Long: Yeah, you're gonna have, you're gonna have to dial that one back really quickly.
Logan: Or else?
Long: Your diaphragm is gonna close, you're not gonna be able to breath. You have no chance. You're gonna die.
Alex learned how to control his fear at this climbing gym near his home in Sacramento, California, when he was just a boy.
[Honnold at gym: It's kinda funny coming back, I remember it being like a big cave.]
For seven years, this is where he came three hours a day, six days a week. He would climb until he was exhausted, then read old climbing magazines.
Honnold: That's all I was ever interested in really.
Logan: Your whole life?
Honnold: Yea. From when I started climbing, from when I was maybe ten or eleven, I don't even remember when it was so long ago, but, I mean that's all I ever was into, really.
Back then he was a shy, skinny kid with big ears.
Today, he's still skinny, but his five-foot, eleven-inch frame is 160 pounds of muscle. For someone his size, he has big hands...they have to carry his whole body weight when he's hanging off the rock.

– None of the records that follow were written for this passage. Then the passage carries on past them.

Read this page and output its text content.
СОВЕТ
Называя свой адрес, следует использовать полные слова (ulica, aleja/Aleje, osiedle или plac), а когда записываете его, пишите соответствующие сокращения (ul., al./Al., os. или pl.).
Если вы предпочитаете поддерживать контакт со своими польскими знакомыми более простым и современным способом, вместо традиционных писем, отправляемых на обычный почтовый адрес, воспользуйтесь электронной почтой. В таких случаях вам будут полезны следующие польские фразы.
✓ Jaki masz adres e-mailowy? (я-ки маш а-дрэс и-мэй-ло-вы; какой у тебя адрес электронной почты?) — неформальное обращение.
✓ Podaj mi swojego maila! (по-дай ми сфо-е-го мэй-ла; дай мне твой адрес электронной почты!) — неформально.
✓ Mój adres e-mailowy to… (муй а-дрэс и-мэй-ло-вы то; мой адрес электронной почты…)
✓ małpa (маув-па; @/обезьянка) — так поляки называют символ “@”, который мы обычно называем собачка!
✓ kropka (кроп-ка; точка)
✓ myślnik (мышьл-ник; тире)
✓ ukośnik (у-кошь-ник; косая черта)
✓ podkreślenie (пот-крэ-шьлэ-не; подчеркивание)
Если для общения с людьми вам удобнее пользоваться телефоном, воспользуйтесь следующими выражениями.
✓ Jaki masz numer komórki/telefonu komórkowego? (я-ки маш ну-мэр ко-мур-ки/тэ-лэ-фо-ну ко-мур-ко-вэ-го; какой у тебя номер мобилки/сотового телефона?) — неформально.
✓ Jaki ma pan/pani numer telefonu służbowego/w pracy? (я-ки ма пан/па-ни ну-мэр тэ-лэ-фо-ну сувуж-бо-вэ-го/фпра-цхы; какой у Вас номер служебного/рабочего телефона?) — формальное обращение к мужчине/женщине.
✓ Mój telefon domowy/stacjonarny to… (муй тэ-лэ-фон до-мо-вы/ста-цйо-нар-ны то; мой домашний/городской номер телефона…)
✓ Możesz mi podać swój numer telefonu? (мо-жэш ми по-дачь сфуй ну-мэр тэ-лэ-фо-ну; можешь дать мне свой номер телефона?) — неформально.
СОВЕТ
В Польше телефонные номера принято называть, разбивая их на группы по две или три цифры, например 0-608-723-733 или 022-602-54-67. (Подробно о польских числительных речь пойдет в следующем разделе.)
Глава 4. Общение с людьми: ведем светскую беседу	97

Honnold: Yeah, I have pretty big fingers. So, it's hard to get it into a thin crack.
Logan: Show me.
Logan: Were they like this before you started climbing?
Honnold: I don't think they were quite this big before I started climbing. I honestly think my connective tissue and stuff is like, gone.
Honnold: Like they just all gotten beefier, ya know? I think it's all the crack climbing, like torquing your finger in different ways.
He's acquired something akin to rock star status in the climbing world...
[Fan: Can I have your autograph?]
...where he always draws a crowd. This year he made the cover of "National Geographic." He's also in a nationwide ad campaign for the company "The North Face."
But the kid who dropped out of college and stole the family mini-van to go climbing has been slow to cash in on his success.